Turismo - Tour e viaggi organizzati

Commento: Motoraduni nei parchi, quali rischi per l’ambiente?

09 luglio 2004 Antonio Pollutri (WWF Italia)

La sostenibilità è un concetto che si è fatto strada da quando l’uomo ha cominciato a confrontarsi con l’impatto negativo generato dalle sue attività sulle risorse naturali (ecosistemi, acqua, suolo) sempre più limitate per le sue crescenti esigenze.

Anche il turismo ha un impatto ambientale ed è ormai chiaro che è sostenibile solo quando tiene conto del fatto che le risorse naturali su cui poggia non sono illimitate.

Il fenomeno turistico emergente dei moto raduni presenta potenziali elementi di rischio ambientale che dovrebbero essere presi in seria considerazione da chi si accinge ad organizzarli.
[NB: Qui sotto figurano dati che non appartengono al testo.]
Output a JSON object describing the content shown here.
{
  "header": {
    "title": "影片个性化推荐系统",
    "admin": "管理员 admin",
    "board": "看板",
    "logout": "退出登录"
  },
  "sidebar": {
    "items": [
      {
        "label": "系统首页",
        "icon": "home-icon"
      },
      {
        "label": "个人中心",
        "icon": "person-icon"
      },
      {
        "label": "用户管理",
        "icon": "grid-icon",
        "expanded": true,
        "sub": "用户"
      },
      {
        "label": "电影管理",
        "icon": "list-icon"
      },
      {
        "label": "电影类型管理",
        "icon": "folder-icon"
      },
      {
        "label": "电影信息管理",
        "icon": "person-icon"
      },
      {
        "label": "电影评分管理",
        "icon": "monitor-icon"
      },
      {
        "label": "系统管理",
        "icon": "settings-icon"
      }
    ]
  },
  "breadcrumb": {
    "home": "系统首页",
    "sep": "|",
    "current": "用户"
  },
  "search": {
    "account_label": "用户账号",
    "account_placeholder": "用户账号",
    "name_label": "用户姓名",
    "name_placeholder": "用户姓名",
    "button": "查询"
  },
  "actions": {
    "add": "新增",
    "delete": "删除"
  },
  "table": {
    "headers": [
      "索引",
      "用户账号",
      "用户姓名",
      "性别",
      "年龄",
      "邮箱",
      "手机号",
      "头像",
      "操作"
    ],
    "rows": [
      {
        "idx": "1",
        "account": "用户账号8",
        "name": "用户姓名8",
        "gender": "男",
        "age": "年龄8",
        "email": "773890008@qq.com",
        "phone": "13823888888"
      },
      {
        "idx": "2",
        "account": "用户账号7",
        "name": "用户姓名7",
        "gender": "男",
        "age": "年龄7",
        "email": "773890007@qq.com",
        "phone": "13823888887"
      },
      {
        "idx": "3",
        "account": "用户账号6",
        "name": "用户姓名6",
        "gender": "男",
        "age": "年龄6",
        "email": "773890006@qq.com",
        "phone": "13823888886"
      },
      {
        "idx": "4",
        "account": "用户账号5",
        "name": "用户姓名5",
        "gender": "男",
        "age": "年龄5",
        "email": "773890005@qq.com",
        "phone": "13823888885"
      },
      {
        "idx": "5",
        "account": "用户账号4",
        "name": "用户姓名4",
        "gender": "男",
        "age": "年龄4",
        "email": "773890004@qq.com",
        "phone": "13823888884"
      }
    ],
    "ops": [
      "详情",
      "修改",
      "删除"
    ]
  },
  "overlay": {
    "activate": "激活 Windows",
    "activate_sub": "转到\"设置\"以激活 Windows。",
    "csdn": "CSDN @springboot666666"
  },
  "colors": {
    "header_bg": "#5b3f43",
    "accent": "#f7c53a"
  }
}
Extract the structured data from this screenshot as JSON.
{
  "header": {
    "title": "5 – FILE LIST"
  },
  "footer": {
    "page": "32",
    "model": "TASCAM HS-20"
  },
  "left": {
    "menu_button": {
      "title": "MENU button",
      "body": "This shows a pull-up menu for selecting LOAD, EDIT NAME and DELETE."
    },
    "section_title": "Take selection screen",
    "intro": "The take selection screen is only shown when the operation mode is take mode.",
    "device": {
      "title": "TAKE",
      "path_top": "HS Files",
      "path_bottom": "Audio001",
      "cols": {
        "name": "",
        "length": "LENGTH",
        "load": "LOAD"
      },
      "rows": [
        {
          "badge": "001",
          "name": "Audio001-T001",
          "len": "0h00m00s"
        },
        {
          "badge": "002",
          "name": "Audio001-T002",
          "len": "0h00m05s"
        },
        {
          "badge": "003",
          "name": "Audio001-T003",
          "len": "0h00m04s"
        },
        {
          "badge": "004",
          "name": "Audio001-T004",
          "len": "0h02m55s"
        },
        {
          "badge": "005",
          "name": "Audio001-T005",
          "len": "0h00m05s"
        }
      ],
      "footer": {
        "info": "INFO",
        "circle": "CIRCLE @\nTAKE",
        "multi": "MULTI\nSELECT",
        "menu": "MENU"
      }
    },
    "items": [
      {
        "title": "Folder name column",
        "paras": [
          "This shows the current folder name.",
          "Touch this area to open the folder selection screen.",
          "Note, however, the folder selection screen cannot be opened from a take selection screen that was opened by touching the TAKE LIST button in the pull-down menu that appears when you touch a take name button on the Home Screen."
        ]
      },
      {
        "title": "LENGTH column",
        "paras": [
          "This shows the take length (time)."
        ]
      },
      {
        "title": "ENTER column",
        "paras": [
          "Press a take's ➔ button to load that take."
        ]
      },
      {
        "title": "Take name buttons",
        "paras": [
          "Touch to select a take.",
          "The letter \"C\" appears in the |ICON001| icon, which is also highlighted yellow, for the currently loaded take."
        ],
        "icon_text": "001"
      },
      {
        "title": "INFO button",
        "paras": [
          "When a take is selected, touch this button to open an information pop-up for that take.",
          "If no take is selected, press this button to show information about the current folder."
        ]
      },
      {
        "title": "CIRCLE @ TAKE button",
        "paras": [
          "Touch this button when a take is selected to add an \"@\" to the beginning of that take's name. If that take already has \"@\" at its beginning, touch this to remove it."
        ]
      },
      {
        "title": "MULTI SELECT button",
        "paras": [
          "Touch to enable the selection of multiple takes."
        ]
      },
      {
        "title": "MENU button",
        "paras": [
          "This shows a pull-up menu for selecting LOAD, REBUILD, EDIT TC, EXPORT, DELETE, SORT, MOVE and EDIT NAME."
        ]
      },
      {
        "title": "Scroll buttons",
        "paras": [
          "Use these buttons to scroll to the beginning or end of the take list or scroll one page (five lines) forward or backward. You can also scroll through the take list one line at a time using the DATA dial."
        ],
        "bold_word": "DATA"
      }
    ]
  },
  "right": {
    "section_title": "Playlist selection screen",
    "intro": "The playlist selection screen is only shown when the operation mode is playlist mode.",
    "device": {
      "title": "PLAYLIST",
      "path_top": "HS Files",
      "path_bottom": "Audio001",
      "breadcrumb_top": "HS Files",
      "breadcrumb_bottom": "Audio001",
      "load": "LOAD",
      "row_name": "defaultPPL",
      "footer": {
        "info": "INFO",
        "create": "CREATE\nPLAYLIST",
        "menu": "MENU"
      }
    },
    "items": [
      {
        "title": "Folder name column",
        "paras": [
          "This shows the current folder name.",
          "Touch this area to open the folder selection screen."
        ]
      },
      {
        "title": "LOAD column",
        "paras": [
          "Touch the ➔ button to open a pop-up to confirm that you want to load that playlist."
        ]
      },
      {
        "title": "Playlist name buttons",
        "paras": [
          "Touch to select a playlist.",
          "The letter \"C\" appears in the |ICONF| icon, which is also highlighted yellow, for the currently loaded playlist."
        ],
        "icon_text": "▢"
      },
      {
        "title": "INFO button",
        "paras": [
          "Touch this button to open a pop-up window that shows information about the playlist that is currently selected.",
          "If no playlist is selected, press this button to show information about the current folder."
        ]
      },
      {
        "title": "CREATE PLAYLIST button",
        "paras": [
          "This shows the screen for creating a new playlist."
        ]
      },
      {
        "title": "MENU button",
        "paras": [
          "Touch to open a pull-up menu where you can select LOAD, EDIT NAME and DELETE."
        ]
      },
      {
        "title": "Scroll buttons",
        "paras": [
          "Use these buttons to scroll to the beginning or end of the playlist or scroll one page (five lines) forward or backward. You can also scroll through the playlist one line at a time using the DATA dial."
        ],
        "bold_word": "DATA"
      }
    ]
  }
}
Quando le mete prescelte sono localizzate nei parchi naturali i rischi si moltiplicano, entrando in gioco molti fattori ecologici decisamente sensibili a tanti fenomeni di disturbo generati dagli uomini e dai loro mezzi di trasporto. 
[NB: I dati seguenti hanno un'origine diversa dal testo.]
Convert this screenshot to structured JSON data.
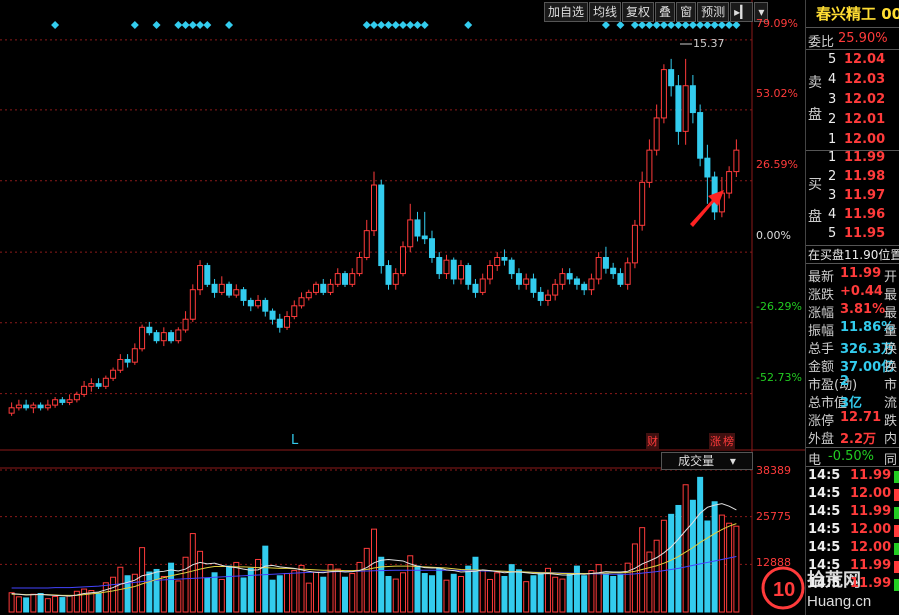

Il più pericoloso tra questi è sicuramente a carico di certe specie di animali divenute rare e fragili, rifugiatesi ormai in pochi e limitati parchi. Queste specie, soprattutto se si tratta di mammiferi ed uccelli, per potersi alimentare adeguatamente e riprodursi hanno bisogno di risorse alimentari, di acqua, di rifugi  e di tranquillità: se anche uno di questi fattori viene limitato, si corrono rischi per la sopravvivenza individuale e, come nel caso dell’orso bruno, per la sopravvivenza della specie stessa.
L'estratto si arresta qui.